Why did she have to steal the Geometries, and what had the Geometries done to her people? Or what had the humans done to the People when the Geometries were gone?
“Human gods made after our Gods! They made Geometries to make humans better than People! People were destroyed with the Geometries! Humans were responsible.”
“Humans destroyed with the Geometries?” What were the things that she’d carried around in her hat? Had they harmed her? Had they been responsible for her forgetting everything?
“Yes, yes! Geometries could change world! Humans figured out, harmed People! We tried to stop them!”
They’d almost been destroyed? Ida could hear the despair in the Person’s voice. What had caused this to happen? Hadn’t her parents loved each other? It was what the fairy tales had always sounded like. A Person and a human could be in love.
But could she get the story from either side? The whole story?
“What happened to my parents?” That was a blank. Everything was a blank.
“Destroyed! Humans destroyed our mage, destroyed our prince too! That’s when we took Geometries! Humans’ gods made, made us dark!”
Dark and mournful, not light and lively. They had lived high in the mountains, away from humans for the most part. It was an aerie that they all headed towards, and maybe they’d find others of their kind, others that had not been at the monuments but had regained their true colors when the others had.
To Ida, in her forgetfulness, they had always been black. But now, it was right to see them in their pastel shades, to see them as they truly were.
“What are my People like?” she asked.
“Dreamers! We make dreams, beautiful dreams! The humans ignore our dreams, hunt us! Mage tried to save us, but it was too late! The humans hated her because she liked us. Had child with our prince.”
She thought she remembered vaguely. Her mother, as human and People. Her father, always People. But if she concentrated, the image was gone.
“I… how fast did this happen?” How long had she been around?

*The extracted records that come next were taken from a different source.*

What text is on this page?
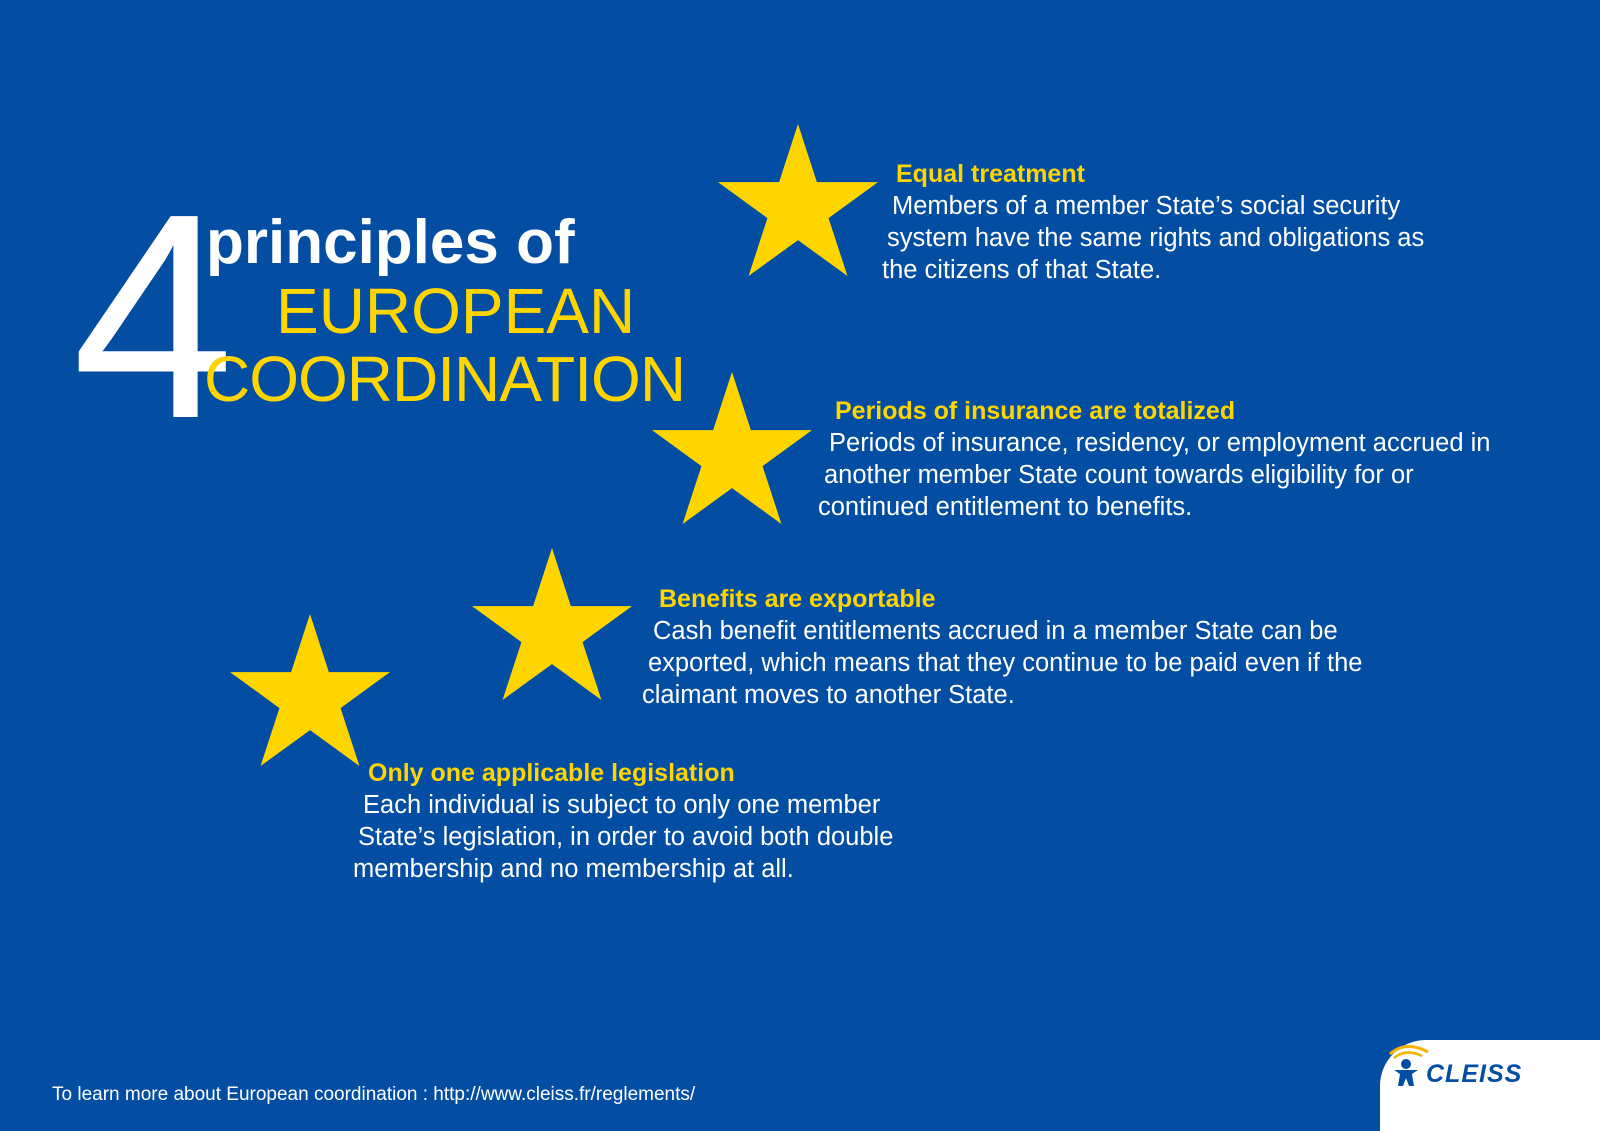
4
principles of
EUROPEAN
COORDINATION
Equal treatment
Members of a member State’s social security
system have the same rights and obligations as
the citizens of that State.
Periods of insurance are totalized
Periods of insurance, residency, or employment accrued in
another member State count towards eligibility for or
continued entitlement to benefits.
Benefits are exportable
Cash benefit entitlements accrued in a member State can be
exported, which means that they continue to be paid even if the
claimant moves to another State.
Only one applicable legislation
Each individual is subject to only one member
State’s legislation, in order to avoid both double
membership and no membership at all.
To learn more about European coordination : http://www.cleiss.fr/reglements/
CLEISS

Everything had been falling apart, as if she’d been gone for a long time.
“Fast, but not fast!” The Person ruffled her feathers, as a way of indicating a long time. “Some of the People died! The age stopped! It was temporary! Humans stormed aerie, killed Mage! Killed prince!”
And she hadn’t been with them, for some reason. Or so she presumed, since she was still alive. Or was she? Could she be a ghost too? But if she was a ghost, how had she touched the Geometries?
“Killed Ida?” she asked.
“No! Princess was still alive! Helped take the Geometries!”
“You helped.” Or had the human gods punished all her People for what she’d done to save them? The ghost had mentioned that the People had been cursed to wander the monuments, forgetting who they really were.
The Person shook her head. “We tried. You too. You didn’t want us going. Said our Gods would protect you. We disagreed. Came with you.”
They’d been cursed, because of her. “But they didn’t.”
“No, the Gods tried, but could not. Human gods too powerful. Defeated the People’s Gods.”
Had there been stories about it? Ida couldn’t remember. She was truly the Forgetful Princess.
“The humans were without Geometries. The Curse then happened.” The Person cocked her head. “We forgot! We became dark!”
She’d forgotten, because of the Curse. They’d all forgotten. But did it matter now? The humans, her mother’s kind, were gone. She didn’t remember them. She didn’t feel anything for them. Her father’s kind were still there. Maybe they’d been cursed to live forever among the Monuments. Maybe that was why she was still there too. She had woken up with one idea, to travel to the Monuments and restore them. And she had.
Her memory wasn’t back, not like the others, but they were alive, and she was alive and the humans were not. Did anything else really matter?
Ida gazed at the landscape, gazed at the People. Preening her wings, she gazed up at the sky and got ready to fly again.